My way of working, the constructions and materials, wires as thin as hair, require a great deal of time and calm. External influences have always bothered me. Unrest is contrary to my way of working and my works. My way of working and unrest are diametrically opposed.
Günter Haese started drawing and painting as a self-taught artist. At the age of 26 he began studying at the Kunstakademie Düsseldorf under Bruno Goller and Edwald Mataré, with other artists like Joseph Beuys, Erwin Heerich, or Georg Meistermann. After some years developing his particular technique, in 1963 he applied to the Junger Westen Art Prize with his first series of sculptures, relatively simple compared to later ones. He won the prize and his career got solid. Surprisingly fast he defined, in the following years, the broad and unique aesthetic vocabulary with which he operated since then. He discovered the mechanical components of watches and clocks as well as other materials as subject and construction elements of his art.
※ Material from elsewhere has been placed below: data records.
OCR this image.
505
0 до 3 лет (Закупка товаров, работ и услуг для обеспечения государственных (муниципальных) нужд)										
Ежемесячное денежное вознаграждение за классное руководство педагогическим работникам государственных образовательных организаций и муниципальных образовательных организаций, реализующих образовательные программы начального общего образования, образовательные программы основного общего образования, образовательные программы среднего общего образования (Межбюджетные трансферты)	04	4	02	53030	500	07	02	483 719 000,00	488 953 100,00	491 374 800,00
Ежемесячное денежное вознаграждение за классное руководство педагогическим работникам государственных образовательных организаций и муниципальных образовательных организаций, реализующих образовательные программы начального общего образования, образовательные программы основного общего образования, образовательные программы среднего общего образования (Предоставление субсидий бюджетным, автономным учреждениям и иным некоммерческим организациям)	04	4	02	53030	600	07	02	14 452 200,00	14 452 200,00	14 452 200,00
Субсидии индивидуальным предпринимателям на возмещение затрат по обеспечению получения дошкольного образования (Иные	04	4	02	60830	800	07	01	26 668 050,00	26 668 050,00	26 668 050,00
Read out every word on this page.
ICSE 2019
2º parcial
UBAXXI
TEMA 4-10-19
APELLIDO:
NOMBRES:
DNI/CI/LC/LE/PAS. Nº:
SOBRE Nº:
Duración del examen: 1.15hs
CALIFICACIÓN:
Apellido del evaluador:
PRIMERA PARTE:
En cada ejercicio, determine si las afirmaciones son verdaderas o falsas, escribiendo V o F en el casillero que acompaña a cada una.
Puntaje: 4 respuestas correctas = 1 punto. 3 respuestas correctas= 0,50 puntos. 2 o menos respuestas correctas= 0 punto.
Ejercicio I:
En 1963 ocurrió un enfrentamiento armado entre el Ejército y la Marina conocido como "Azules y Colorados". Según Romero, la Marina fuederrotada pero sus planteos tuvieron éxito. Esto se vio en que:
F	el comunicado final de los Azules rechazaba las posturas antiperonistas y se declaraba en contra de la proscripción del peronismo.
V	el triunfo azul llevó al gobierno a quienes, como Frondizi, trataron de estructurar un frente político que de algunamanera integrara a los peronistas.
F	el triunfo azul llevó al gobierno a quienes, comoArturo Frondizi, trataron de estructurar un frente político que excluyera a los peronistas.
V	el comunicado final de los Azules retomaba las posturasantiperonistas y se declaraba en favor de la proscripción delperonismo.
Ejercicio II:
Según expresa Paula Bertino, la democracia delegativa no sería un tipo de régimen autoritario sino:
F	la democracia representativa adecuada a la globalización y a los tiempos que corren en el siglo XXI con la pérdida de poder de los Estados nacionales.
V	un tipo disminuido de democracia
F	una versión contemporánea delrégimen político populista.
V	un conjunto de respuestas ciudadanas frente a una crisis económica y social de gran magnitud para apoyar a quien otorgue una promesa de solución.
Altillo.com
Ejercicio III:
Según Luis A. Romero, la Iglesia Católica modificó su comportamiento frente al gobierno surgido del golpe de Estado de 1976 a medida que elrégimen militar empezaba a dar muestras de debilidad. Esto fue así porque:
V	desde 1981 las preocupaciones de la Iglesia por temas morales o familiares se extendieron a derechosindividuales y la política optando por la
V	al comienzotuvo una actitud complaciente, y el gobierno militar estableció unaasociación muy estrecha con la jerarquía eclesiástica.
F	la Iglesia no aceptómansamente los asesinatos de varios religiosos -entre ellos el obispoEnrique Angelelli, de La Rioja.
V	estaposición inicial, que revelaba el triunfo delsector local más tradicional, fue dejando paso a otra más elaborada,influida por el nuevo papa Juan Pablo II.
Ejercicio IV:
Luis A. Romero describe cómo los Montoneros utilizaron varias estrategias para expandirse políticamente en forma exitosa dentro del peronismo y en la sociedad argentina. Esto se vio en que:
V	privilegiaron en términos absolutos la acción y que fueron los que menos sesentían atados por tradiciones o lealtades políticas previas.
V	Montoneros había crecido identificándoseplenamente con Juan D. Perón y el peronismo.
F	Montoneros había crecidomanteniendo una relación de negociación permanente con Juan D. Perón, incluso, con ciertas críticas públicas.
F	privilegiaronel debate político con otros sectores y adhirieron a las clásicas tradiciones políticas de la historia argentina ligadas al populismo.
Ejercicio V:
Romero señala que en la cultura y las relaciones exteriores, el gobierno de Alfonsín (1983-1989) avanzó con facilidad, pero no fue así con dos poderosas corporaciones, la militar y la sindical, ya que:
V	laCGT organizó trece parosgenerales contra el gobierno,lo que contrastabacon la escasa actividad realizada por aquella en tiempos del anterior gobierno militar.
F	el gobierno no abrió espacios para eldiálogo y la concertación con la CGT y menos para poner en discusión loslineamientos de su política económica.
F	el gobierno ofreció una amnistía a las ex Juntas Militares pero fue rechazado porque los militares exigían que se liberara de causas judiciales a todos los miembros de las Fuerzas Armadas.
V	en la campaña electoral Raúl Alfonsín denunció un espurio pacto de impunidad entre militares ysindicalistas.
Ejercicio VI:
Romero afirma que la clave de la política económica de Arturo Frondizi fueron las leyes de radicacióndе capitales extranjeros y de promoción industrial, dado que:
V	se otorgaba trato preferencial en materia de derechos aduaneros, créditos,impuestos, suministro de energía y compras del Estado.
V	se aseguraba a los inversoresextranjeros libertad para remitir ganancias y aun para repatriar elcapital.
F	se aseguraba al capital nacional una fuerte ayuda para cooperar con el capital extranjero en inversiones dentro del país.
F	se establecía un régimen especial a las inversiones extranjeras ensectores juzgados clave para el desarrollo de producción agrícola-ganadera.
In 1964 he has his first exhibition at Ulmer Museum, which attracts great attention and in that same year, he had a solo exhibition at the MoMA -Museum of Modern Art-, New York. He was also invited to participate in Documenta III, in Kassel, with artists like Hans Arp, Francis Bacon, Max Bill, Constantin Brancusi, Alexander Calder, Charles Eames, Wassily Kandinsky, Joan Miró, Piet Mondrian, and Egon Schiele among others. In the late 1960s his career took off and he started exhibiting his work at Marlborough Fine Art, London, and then represented Germany at the Venice Biennale. In the 1960s and 1970s he had numerous exhibitions in Germany and the United States. He participates in the Sao Paulo Bienale in 1969 and receives the Schleswig-Holstein Prize in 1978. Since 1990 he worked from a studio in Cité des Arts, Paris, France. He dies in Germany in 2016. Galería Elvira González has hosted three exhibitions with Günter Haese.